My Mom and I went to visit Carol after her birthday dinner. Carol and I talked about how we are bigger and better than our bodies. Our bodies do not determine who we are or what it is to contribute to life. Carol has no control of her shoulders down to her hands. She can no hold her head up. But what Carol does have is her control of her spirit, attitude and feet. She uses her feet for everything. She can turn on light switches with her feet. She opens her doors with her feet and also locks her doors with her feet. She even pets her dog with her feet.

Carol and I talked for an hour about the why's. We don't know why this happened to us. We might not ever know. What we do know is that we have been pushed to the edge of our testimonies and faith about life and that without these experiences we might not have never met the people we have.

Carol inspires me. Simple as that. We all have life experiences that we could scream, yell and give up on the world because this has happened without our permission or without our control.
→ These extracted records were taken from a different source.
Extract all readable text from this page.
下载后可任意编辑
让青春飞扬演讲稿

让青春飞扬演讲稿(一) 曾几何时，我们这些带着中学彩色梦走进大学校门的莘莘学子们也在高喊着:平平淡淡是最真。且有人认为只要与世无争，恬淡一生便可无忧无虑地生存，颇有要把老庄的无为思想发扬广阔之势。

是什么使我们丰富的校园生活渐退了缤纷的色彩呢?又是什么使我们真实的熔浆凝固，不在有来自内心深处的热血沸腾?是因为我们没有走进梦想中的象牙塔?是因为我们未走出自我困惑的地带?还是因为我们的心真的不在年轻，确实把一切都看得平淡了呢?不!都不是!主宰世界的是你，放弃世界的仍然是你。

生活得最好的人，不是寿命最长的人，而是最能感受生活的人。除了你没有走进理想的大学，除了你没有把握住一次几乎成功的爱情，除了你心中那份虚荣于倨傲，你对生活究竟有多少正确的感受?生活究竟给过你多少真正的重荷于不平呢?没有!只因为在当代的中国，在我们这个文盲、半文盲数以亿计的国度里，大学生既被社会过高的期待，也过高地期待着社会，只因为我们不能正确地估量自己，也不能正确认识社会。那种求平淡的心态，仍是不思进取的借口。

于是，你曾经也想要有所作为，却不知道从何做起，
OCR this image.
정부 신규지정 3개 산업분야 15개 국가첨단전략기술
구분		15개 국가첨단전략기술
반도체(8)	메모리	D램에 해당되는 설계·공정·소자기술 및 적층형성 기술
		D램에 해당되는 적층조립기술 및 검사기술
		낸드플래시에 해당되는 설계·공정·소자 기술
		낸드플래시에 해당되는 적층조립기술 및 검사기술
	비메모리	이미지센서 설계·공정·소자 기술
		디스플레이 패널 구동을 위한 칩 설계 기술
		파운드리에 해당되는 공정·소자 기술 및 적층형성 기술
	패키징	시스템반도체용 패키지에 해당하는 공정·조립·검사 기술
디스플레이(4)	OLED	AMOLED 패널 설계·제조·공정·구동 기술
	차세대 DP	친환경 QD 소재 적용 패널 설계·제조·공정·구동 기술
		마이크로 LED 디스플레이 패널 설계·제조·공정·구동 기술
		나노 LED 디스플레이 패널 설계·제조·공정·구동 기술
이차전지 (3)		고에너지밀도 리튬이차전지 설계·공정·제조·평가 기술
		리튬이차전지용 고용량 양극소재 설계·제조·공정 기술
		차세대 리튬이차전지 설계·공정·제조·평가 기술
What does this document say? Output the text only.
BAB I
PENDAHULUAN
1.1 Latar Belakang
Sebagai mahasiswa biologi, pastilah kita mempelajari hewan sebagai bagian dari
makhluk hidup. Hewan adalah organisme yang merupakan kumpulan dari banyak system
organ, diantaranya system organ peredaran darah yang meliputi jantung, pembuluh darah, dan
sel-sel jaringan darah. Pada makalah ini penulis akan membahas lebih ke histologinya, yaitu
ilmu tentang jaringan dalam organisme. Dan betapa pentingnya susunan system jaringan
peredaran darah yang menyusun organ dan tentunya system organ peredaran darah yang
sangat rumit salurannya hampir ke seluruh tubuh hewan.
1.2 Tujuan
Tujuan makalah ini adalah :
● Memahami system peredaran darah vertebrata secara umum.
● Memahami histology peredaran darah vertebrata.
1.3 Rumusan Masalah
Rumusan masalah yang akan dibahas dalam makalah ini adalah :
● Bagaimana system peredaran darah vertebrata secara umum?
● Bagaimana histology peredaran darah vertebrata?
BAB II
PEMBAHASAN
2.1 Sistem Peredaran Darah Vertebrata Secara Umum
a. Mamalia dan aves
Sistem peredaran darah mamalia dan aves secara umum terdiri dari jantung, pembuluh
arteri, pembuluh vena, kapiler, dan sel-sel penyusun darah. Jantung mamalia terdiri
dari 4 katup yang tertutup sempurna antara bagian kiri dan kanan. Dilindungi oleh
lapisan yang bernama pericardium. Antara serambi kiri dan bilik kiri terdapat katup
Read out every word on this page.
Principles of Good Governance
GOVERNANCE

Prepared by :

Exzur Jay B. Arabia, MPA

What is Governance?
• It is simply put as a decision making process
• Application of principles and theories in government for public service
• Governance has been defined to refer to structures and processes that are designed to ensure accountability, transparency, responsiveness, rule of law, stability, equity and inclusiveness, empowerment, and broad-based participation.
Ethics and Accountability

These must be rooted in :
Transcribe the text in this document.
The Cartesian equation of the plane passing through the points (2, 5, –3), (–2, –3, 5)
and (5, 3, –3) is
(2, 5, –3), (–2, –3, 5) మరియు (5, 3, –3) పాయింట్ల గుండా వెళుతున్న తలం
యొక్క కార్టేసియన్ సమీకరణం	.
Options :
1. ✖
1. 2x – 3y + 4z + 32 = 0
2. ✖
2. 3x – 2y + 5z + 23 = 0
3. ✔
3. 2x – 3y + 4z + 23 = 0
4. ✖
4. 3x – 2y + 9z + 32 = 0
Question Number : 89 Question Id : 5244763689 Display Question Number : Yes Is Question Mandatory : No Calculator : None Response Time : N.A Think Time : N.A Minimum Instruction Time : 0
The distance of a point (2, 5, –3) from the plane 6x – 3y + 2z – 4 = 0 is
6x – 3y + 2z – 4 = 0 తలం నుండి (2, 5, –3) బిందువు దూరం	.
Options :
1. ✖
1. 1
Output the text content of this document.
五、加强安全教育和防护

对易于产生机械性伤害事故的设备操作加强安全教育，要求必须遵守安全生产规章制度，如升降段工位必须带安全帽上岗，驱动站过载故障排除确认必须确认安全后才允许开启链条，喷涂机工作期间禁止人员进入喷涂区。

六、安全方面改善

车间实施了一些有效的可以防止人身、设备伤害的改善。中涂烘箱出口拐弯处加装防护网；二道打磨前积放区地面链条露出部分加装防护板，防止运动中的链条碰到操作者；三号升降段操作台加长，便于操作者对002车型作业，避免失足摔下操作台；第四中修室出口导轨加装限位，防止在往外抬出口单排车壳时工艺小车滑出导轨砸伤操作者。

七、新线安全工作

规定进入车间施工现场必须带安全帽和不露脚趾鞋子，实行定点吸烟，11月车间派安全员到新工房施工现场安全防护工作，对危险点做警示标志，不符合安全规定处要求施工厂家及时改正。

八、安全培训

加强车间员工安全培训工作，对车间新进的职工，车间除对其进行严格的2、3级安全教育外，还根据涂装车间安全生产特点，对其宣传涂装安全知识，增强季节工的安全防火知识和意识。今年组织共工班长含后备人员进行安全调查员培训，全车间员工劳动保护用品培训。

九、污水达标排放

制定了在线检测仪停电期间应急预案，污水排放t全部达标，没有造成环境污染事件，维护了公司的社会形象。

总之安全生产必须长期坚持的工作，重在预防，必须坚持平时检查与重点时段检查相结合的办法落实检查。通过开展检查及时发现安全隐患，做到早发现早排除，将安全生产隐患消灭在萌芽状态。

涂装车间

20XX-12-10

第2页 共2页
She inspires me because she simply lives and takes one day at a time and tries to make it the best she can.

"It is not good for all our wishes to be filled; through sickness we recognize the value of health; through evil, the value of good; through hunger, the value of food; through exertion, the value of rest.
- Greek Proverb
"

May we all take it one day at a time and maybe write a quick note to someone who has inspired us!

Friday, January 7, 2011

Roadblocks - literally


This morning we woke up and were ready to hit the I-15 south freeway and shop for Livi's Festival of Tree - that we are going to do this year. We got on the freeway with high hopes that we were going all the stuff on sale - Our 2011 Frazier goal - to be financially savvy this year!



We get on the freeway and it was at a stand still. Literally road block. We were not able to get anywhere fast. I get frustrated fast because it seems like when you want to do things- even good things - you always get roadblocks.


I am sick and tired of roadblocks but realize that they are a fact of life. I try to see to look at it this way. Maybe the roadblock was there because we needed to take a detour!


May we realize that a roadblock may simply be a detour to a better place and a better time or a better experience. May we all survive our roadblocks!

Tuesday, January 4, 2011

New Year - New Things

Here is to 2011, it can't be any worst than 2010, I say for me at least. Here is to a new beginning and a new start.

New things - I ( hold your breath) ...actually made Lion House Rolls for a dinner we were having with friends and they turned out! Here is to baking in 2011.

New things - We saved 6 dollars on our grocery expenses due to me cutting coupons! Here is to saving money.

New things - New goals. Here is to trying to have hope and faith that simply everything will work out. Even though it might not be the way I wanted it to be.

I am who I am because of 2010.

May we all recognize the new things in life and may we all have a great 2011.